​Do 10 lat więzienia grozi 22-latkowi z Konina (woj. wielkopolskie), który włamał się do altany na ogródkach działkowych, po czym wypił dwa litry wina i zasnął. Rano włamywacza obudzili wezwani na miejsce funkcjonariusze - podała policja.

Oficer prasowy policji w Koninie Sebastian Wiśniewski poinformował, że wczoraj funkcjonariusze otrzymali zgłoszenie o włamaniu do altany na terenie ogródków działkowych przy ul. Marii Kownackiej. Wysłani na miejsce policjanci zauważyli śpiącego w altanie 22-latka. Nie krył zdziwienia, widząc nad sobą dwóch mundurowych - zaznaczył Wiśniewski.

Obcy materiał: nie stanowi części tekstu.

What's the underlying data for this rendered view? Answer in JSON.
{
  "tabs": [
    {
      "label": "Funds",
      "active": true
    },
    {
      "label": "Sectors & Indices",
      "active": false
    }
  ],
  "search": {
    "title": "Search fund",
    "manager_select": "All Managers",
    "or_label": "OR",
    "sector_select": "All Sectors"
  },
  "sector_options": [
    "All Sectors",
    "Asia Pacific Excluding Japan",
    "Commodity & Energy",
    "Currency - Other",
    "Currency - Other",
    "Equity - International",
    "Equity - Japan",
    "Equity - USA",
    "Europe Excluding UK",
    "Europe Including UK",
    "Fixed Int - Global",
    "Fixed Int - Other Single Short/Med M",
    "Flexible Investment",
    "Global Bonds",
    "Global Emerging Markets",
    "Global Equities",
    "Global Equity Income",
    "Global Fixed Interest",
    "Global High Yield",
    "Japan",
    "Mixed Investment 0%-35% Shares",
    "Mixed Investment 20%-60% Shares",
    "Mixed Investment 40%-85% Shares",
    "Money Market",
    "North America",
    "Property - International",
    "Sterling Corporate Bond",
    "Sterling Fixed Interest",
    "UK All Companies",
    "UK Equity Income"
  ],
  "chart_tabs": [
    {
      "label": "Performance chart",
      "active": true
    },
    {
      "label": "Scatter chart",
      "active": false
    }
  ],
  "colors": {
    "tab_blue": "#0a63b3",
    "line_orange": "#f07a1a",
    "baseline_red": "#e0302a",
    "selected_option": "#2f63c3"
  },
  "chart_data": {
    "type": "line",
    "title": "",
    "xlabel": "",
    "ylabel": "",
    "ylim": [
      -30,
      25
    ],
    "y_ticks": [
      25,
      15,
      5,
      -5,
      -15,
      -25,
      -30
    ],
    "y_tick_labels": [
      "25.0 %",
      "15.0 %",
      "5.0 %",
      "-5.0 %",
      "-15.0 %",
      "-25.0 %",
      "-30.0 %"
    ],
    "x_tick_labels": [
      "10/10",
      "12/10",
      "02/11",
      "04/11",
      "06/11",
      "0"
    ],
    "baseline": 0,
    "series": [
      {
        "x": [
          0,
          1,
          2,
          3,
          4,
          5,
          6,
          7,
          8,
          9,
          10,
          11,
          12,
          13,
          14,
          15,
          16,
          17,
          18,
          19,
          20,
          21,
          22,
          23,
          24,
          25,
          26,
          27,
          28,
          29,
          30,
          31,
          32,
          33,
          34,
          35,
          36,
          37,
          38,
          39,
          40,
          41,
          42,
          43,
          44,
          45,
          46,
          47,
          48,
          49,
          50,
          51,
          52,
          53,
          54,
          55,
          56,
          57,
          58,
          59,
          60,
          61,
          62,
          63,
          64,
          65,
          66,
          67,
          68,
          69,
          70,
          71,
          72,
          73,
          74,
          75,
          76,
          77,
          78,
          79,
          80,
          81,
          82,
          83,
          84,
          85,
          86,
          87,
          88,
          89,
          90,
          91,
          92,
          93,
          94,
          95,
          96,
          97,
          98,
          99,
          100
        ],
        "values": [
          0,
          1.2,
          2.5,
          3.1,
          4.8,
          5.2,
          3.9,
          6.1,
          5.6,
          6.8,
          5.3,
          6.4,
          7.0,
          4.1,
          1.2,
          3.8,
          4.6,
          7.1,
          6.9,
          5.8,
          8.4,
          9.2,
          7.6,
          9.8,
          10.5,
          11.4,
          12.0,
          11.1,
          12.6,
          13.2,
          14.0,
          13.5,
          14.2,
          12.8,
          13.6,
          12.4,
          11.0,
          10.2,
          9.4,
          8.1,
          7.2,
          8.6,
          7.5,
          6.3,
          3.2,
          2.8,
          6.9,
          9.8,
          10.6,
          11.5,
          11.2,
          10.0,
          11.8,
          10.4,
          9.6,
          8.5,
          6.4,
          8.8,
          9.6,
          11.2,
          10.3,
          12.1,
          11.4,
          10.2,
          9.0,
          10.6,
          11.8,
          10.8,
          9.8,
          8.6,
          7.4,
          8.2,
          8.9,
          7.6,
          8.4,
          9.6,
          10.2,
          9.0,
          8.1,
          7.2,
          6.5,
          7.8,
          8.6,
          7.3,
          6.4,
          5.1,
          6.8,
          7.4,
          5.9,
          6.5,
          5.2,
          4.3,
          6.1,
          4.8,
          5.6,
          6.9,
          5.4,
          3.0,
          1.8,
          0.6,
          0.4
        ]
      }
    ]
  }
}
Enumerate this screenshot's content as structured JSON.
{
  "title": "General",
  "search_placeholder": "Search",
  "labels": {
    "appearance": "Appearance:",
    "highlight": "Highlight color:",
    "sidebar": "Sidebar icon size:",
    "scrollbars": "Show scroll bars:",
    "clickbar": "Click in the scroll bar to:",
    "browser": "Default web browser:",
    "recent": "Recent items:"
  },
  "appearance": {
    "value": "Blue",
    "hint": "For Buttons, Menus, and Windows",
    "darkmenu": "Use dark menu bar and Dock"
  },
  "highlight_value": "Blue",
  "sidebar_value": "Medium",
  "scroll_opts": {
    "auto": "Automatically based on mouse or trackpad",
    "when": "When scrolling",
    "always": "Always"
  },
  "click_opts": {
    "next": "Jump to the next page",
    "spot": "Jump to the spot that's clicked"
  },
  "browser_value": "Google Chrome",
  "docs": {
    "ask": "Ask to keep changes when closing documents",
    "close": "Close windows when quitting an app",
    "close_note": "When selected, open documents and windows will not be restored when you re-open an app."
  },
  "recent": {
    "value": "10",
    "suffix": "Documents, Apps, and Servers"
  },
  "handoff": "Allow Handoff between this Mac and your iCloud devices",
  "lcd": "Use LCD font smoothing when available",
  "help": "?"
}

Policjant wskazał, że włamywacz dostał się do altany, wypychając drzwi tarasowe z rygli. Wewnątrz rozglądał się za wartościowymi rzeczami. Jego uwagę przykuło wino stojące w butelkach i postanowił go skosztować. 22-latek wypił ponad dwa litry tego alkoholu i zasnął. Włamywacza nad ranem zauważyli właściciele, którzy od razu powiadomili policję - opisał Wiśniewski.

22-latkowi przedstawiono zarzut włamania i kradzieży trzech butelek alkoholu. Mężczyzna był już notowany za podobne przestępstwa. Podejrzanemu grozi do 10 lat więzienia.